Daphne Kalotay: In terms of how the idea came to me, I was thinking about the unaffordability of New York City now versus the early 1990s, when I briefly lived there with my sister. That was right after the first Gulf War, and I remember meeting a guy who was ROTC and being aware that it was my class status that had protected me from having to engage with that war. As I shaped these recollections of a time and place into a story, I realized that my generation’s coming of age was bookended by two foreign policy decisions whose effects have continued to reverberate: the first Gulf War and our continuing war in Afghanistan.

At the most primal level, Blue Hours is about love that is powerful enough to pull the characters out of their insular existence—out of their bubbles—across class lines and international borders.
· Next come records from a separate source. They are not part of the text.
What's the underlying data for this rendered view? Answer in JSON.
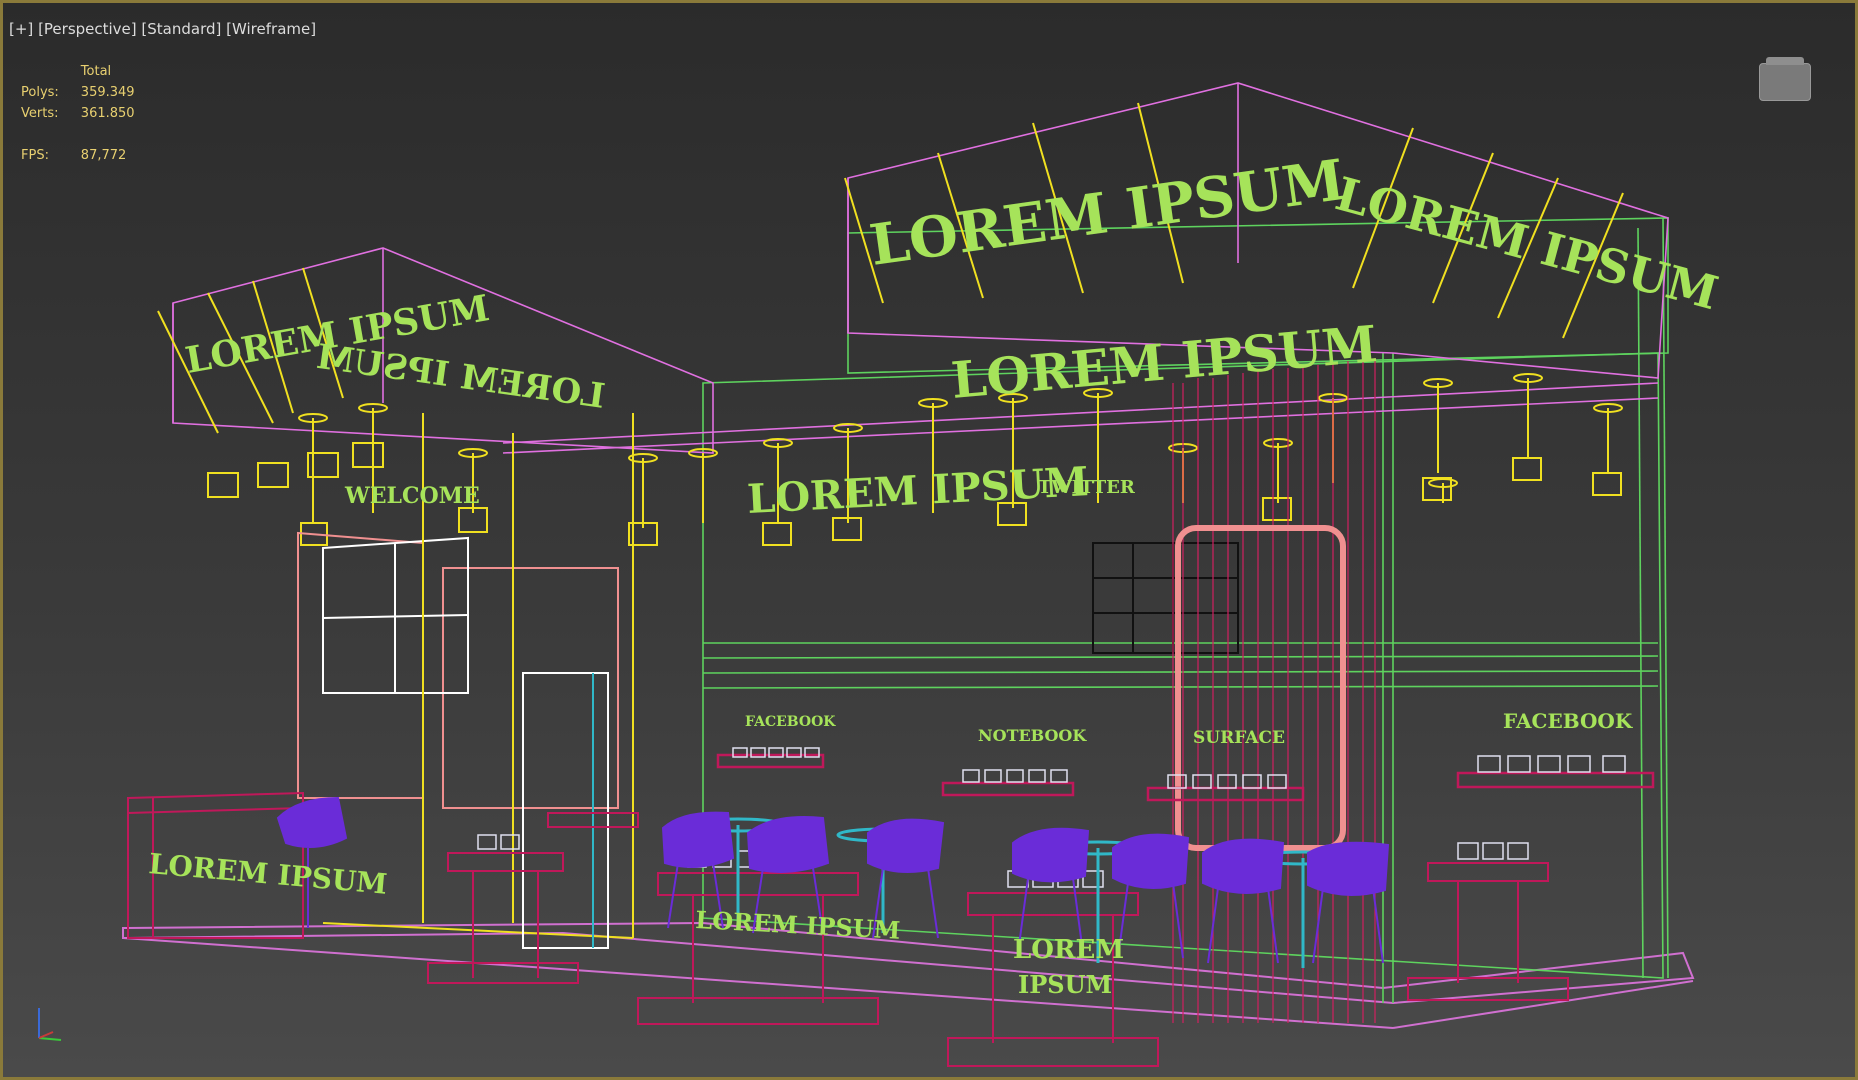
{
  "viewport": {
    "labels": [
      "[+]",
      "[Perspective]",
      "[Standard]",
      "[Wireframe]"
    ]
  },
  "stats": {
    "header": "Total",
    "rows": [
      {
        "label": "Polys:",
        "value": "359.349"
      },
      {
        "label": "Verts:",
        "value": "361.850"
      }
    ],
    "fps_label": "FPS:",
    "fps_value": "87,772"
  },
  "scene": {
    "signs": {
      "top_center": "LOREM IPSUM",
      "top_right": "LOREM IPSUM",
      "top_left": "LOREM IPSUM",
      "fascia_main": "LOREM IPSUM",
      "fascia_low": "LOREM IPSUM",
      "left_back_mirrored": "LOREM IPSUM",
      "welcome": "WELCOME",
      "twitter": "TWITTER",
      "facebook_small": "FACEBOOK",
      "notebook": "NOTEBOOK",
      "surface": "SURFACE",
      "facebook_large": "FACEBOOK",
      "counter_left": "LOREM IPSUM",
      "counter_center": "LOREM IPSUM",
      "table_front_1": "LOREM",
      "table_front_2": "IPSUM"
    },
    "colors": {
      "structure_green": "#5ed35e",
      "frame_pink": "#e070e0",
      "lights_yellow": "#f0e020",
      "furniture_magenta": "#c0185a",
      "chairs_purple": "#6a2cd8",
      "tables_cyan": "#30b8c8",
      "sign_green": "#a6e35a"
    }
  },
  "icons": {
    "viewcube": "viewcube-icon",
    "axis": "axis-tripod-icon"
  }
}
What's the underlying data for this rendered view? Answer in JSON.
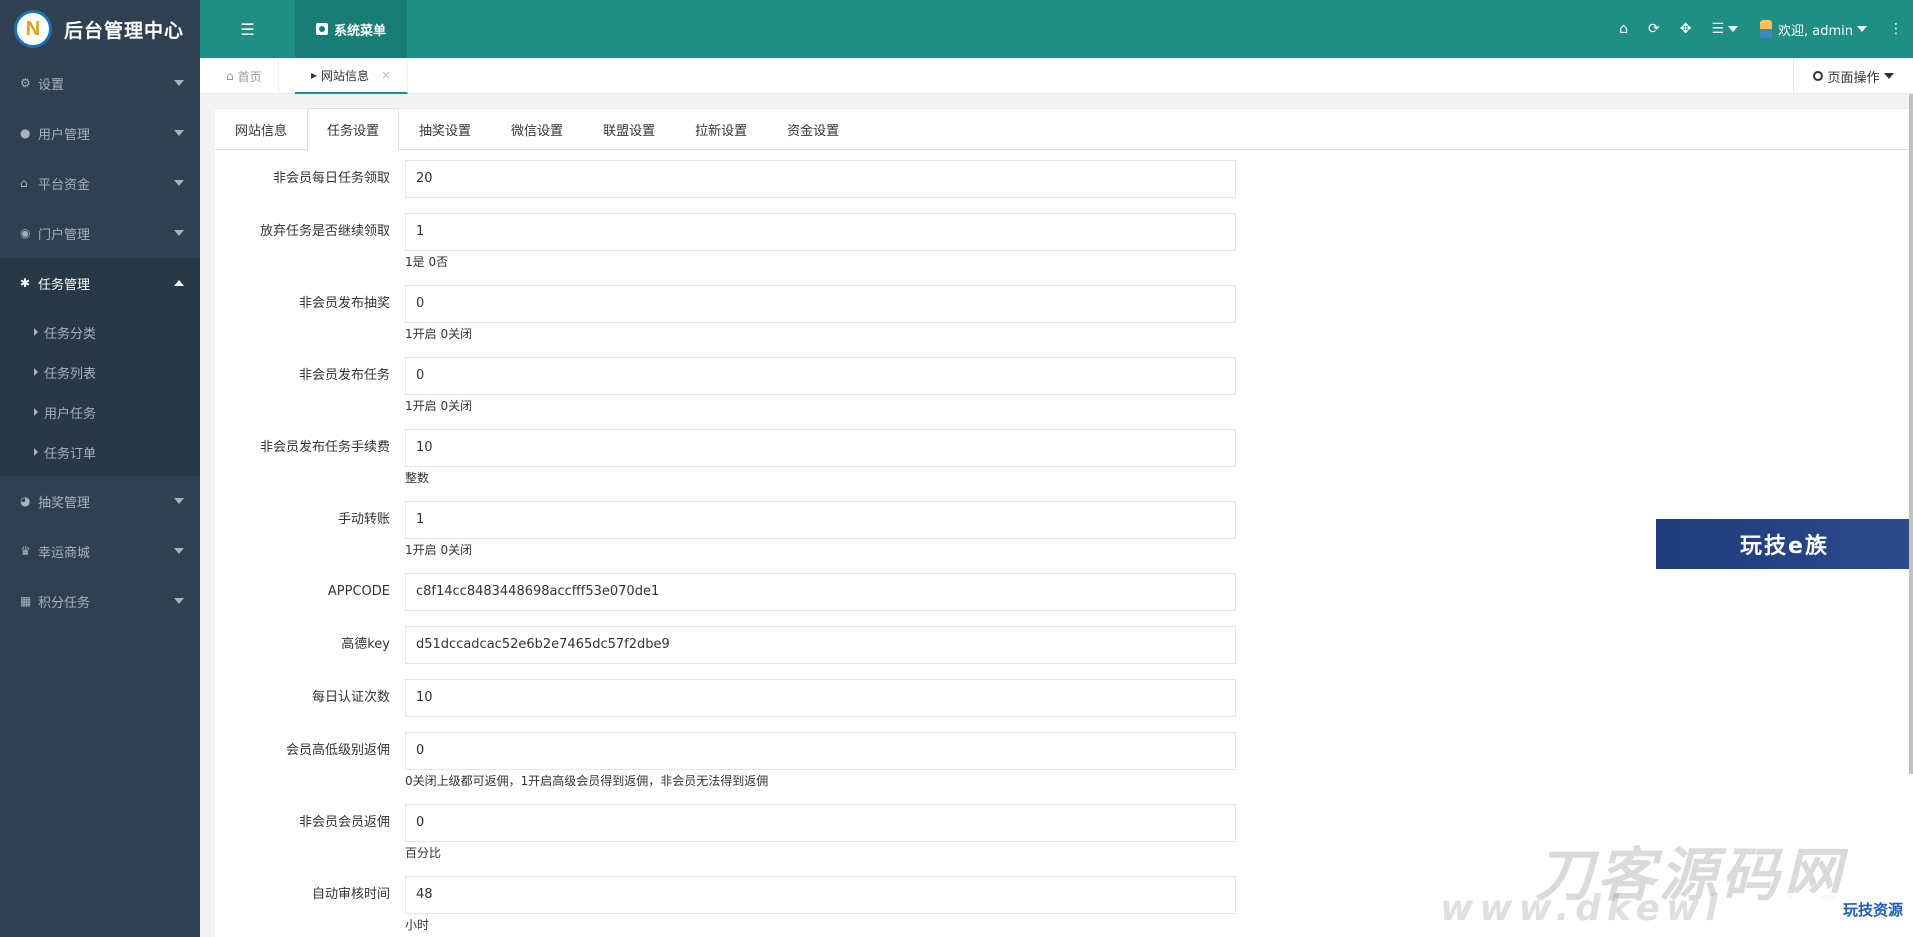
{
  "brand": {
    "title": "后台管理中心",
    "logo": "N"
  },
  "header": {
    "menu_toggle_icon": "list-icon",
    "system_menu": "系统菜单",
    "user": "欢迎, admin"
  },
  "sidebar": {
    "items": [
      {
        "label": "设置",
        "icon": "gears-icon"
      },
      {
        "label": "用户管理",
        "icon": "users-icon"
      },
      {
        "label": "平台资金",
        "icon": "bank-icon"
      },
      {
        "label": "门户管理",
        "icon": "globe-icon"
      },
      {
        "label": "任务管理",
        "icon": "bug-icon"
      },
      {
        "label": "抽奖管理",
        "icon": "compass-icon"
      },
      {
        "label": "幸运商城",
        "icon": "shopping-icon"
      },
      {
        "label": "积分任务",
        "icon": "grid-icon"
      }
    ],
    "sub_items": [
      "任务分类",
      "任务列表",
      "用户任务",
      "任务订单"
    ]
  },
  "page_tabs": {
    "home": "首页",
    "current": "网站信息",
    "close": "×",
    "page_ops": "页面操作"
  },
  "tabs": [
    "网站信息",
    "任务设置",
    "抽奖设置",
    "微信设置",
    "联盟设置",
    "拉新设置",
    "资金设置"
  ],
  "form": [
    {
      "label": "非会员每日任务领取",
      "value": "20",
      "help": ""
    },
    {
      "label": "放弃任务是否继续领取",
      "value": "1",
      "help": "1是 0否"
    },
    {
      "label": "非会员发布抽奖",
      "value": "0",
      "help": "1开启 0关闭"
    },
    {
      "label": "非会员发布任务",
      "value": "0",
      "help": "1开启 0关闭"
    },
    {
      "label": "非会员发布任务手续费",
      "value": "10",
      "help": "整数"
    },
    {
      "label": "手动转账",
      "value": "1",
      "help": "1开启 0关闭"
    },
    {
      "label": "APPCODE",
      "value": "c8f14cc8483448698accfff53e070de1",
      "help": ""
    },
    {
      "label": "高德key",
      "value": "d51dccadcac52e6b2e7465dc57f2dbe9",
      "help": ""
    },
    {
      "label": "每日认证次数",
      "value": "10",
      "help": ""
    },
    {
      "label": "会员高低级别返佣",
      "value": "0",
      "help": "0关闭上级都可返佣，1开启高级会员得到返佣，非会员无法得到返佣"
    },
    {
      "label": "非会员会员返佣",
      "value": "0",
      "help": "百分比"
    },
    {
      "label": "自动审核时间",
      "value": "48",
      "help": "小时"
    }
  ],
  "overlay": {
    "ad_text": "玩技e族",
    "watermark_main": "刀客源码网",
    "watermark_url": "www.dkewl",
    "watermark_badge": "玩技资源"
  }
}
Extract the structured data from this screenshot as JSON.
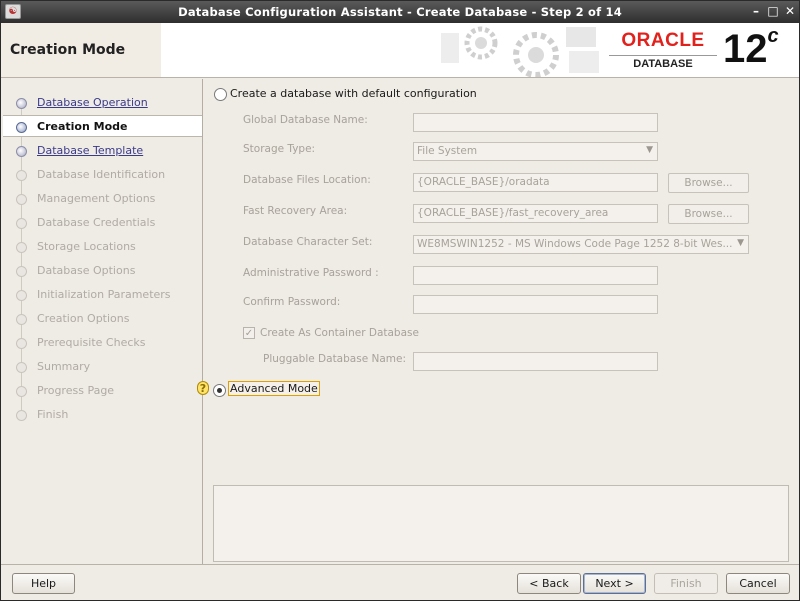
{
  "window": {
    "title": "Database Configuration Assistant - Create Database - Step 2 of 14",
    "app_icon": "dbca-app-icon",
    "minimize": "–",
    "maximize": "□",
    "close": "✕"
  },
  "header": {
    "step_title": "Creation Mode",
    "brand": "ORACLE",
    "product": "DATABASE",
    "version": "12",
    "version_suffix": "c"
  },
  "nav": {
    "items": [
      {
        "label": "Database Operation",
        "state": "done"
      },
      {
        "label": "Creation Mode",
        "state": "current"
      },
      {
        "label": "Database Template",
        "state": "done"
      },
      {
        "label": "Database Identification",
        "state": "pending"
      },
      {
        "label": "Management Options",
        "state": "pending"
      },
      {
        "label": "Database Credentials",
        "state": "pending"
      },
      {
        "label": "Storage Locations",
        "state": "pending"
      },
      {
        "label": "Database Options",
        "state": "pending"
      },
      {
        "label": "Initialization Parameters",
        "state": "pending"
      },
      {
        "label": "Creation Options",
        "state": "pending"
      },
      {
        "label": "Prerequisite Checks",
        "state": "pending"
      },
      {
        "label": "Summary",
        "state": "pending"
      },
      {
        "label": "Progress Page",
        "state": "pending"
      },
      {
        "label": "Finish",
        "state": "pending"
      }
    ]
  },
  "form": {
    "default_config_label": "Create a database with default configuration",
    "default_config_selected": false,
    "global_db_name_label": "Global Database Name:",
    "global_db_name_value": "",
    "storage_type_label": "Storage Type:",
    "storage_type_value": "File System",
    "db_files_location_label": "Database Files Location:",
    "db_files_location_value": "{ORACLE_BASE}/oradata",
    "fast_recovery_label": "Fast Recovery Area:",
    "fast_recovery_value": "{ORACLE_BASE}/fast_recovery_area",
    "charset_label": "Database Character Set:",
    "charset_value": "WE8MSWIN1252 - MS Windows Code Page 1252 8-bit Wes...",
    "admin_password_label": "Administrative Password :",
    "admin_password_value": "",
    "confirm_password_label": "Confirm Password:",
    "confirm_password_value": "",
    "container_db_label": "Create As Container Database",
    "container_db_checked": true,
    "pluggable_db_label": "Pluggable Database Name:",
    "pluggable_db_value": "",
    "browse_label": "Browse...",
    "advanced_mode_label": "Advanced Mode",
    "advanced_mode_selected": true
  },
  "footer": {
    "help": "Help",
    "back": "< Back",
    "next": "Next >",
    "finish": "Finish",
    "cancel": "Cancel"
  },
  "colors": {
    "oracle_red": "#e2211c",
    "titlebar": "#3a3a3a",
    "nav_done_link": "#3b3b8c"
  }
}
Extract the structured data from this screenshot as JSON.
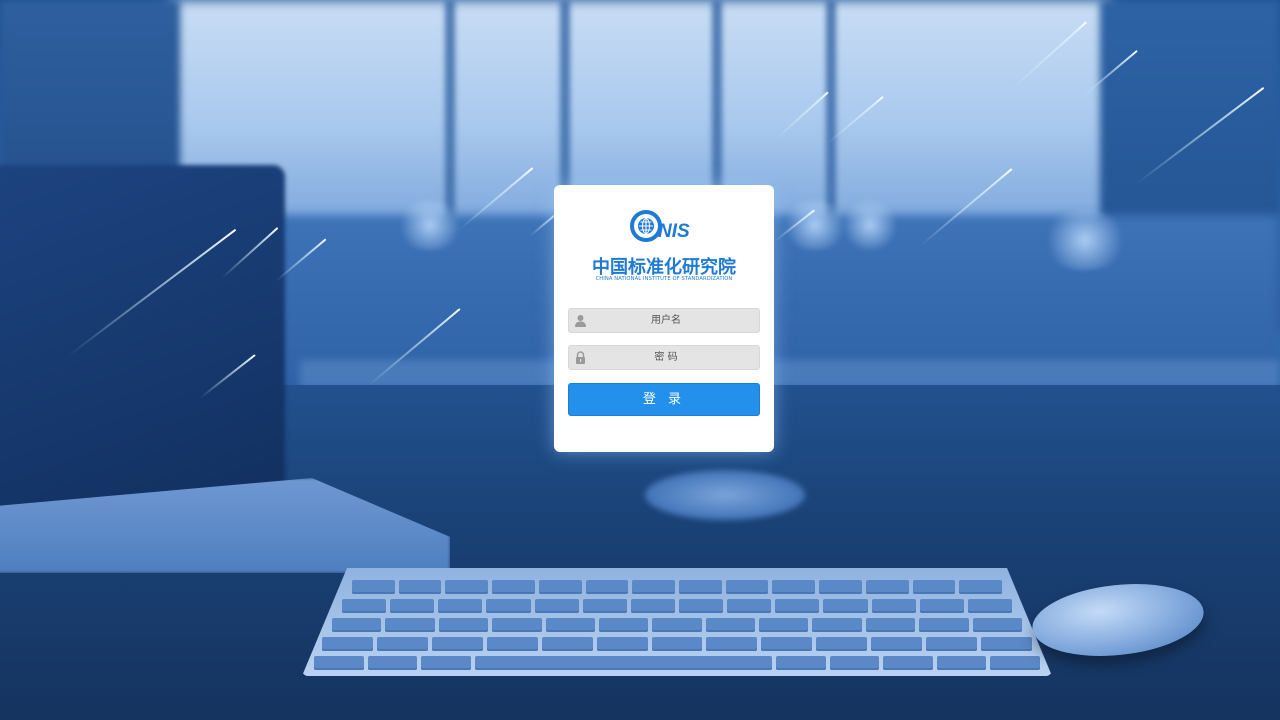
{
  "brand": {
    "logo_text": "NIS",
    "name": "中国标准化研究院",
    "name_en": "CHINA NATIONAL INSTITUTE OF STANDARDIZATION"
  },
  "login": {
    "username_placeholder": "用户名",
    "password_placeholder": "密 码",
    "submit_label": "登 录"
  },
  "colors": {
    "accent": "#2390ec",
    "brand_blue": "#1f7ad6",
    "field_bg": "#e4e4e4"
  }
}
The multiple loves in the book are established in part one, and the legacy of those loves propels the rest of the book forward. As for how the two parts connect, the characters trust in love enough that it tugs them out of the bubbles they live in. They follow where love leads them, and because our country is embroiled in Afghanistan, they end up there, too. So it’s a love story that’s part of the American story.

MS: What made you want to write about two women who fall in love with each other? Why was that important to the story you wanted to tell?

DK: It was important because, on a thematic level, the book is about self-determination and independence, of girls and women and nations. While it’s an old-fashioned love story, it’s also a story about how love can—in fact maybe has to—pull us across lines we never imagined crossing. For Mim, that line is, first, sexuality. Then, in part two, that line becomes an international border when she follows love into Afghanistan.

MS: The landscapes of Afghanistan are very precisely evoked, and yet you have never traveled there. How did you research that part of the novel?

DK: I read everything I could get my hands on—history, memoirs, cultural and political analysis. Also, as soon as I knew I’d be writing about Afghanistan, I reached out to everyone I knew who might know someone there or who might have lived or worked there. I met people from Afghanistan whom I could interview or ask specific questions. When I had a complete draft, I was able to find a woman who had moved here from a neighborhood near Jalalabad, and she read what I’d written. She was enormously helpful, not only as a fact-checker but because, after she read, she told me she was tired of seeing so many sad stories about Afghans and so many depictions of submissive Afghan women; she wanted to see some strong women, some happy couples. So I made sure to include those in my next draft, and it made me happy to see her reaction when she read it.

MS: Mim’s efforts to find Kyra in Afghanistan are beset with misunderstandings, confusion, and the obstacles of the rugged landscape, much as the US war itself was. How did you map out her journey? And how did you come to decide that it wouldn’t be successful?

DK: One of the things that impressed me about Afghanistan as I read and looked at photographs was its amazing landscape. On the one hand, I wanted to show American readers the beauty and range of the land in the eastern part of that country, as opposed to the typical images we see in the newspaper. I also realized it would be powerful to use the changing landscape to show how a person or a country can get further and further away from their original plan. I wanted Mim’s journey to mimic that of the US. She thinks she’s just popping over to Jalalabad to help take care of things. But with each step she finds herself farther away from the city, until she realizes she’s reached the point of no return. As for the ending, the more I read about our foreign policy and the situation there, the more impossible it seemed to have a happy, or successful, ending, much as I wanted to.

MS: James Baldwin once said, “Every writer has only one story to tell.” If you look back over the collection of books you’ve published, from Calamity to Russian Winter, Sight Reading, and now Blue Hours, what concerns or themes do you feel they have in common?

DK: What it takes to forge an artistic identity, finding one’s voice or one’s true self (particularly in Sight Reading and Blue Hours). The intersection between personality and political circumstance, and the global reverberations of individual actions, which often persist across generations (Russian Winter and Blue Hours). Regret over a mistake based on a misunderstanding, with consequences that sometimes aren’t understood until decades later (Russian Winter and Blue Hours). The significance in ordinary lives (all my books).

MS: Which of your characters have you loved the best and why?

DK: Hazel in Sight Reading, because she has the best character arc, from a seemingly confident yet inwardly insecure beauty who goes through an awful middle age of physical and personal struggle and ultimately is the better for it. I sort of put her through the wringer, but she handled it with such aplomb, and by the end is truly content.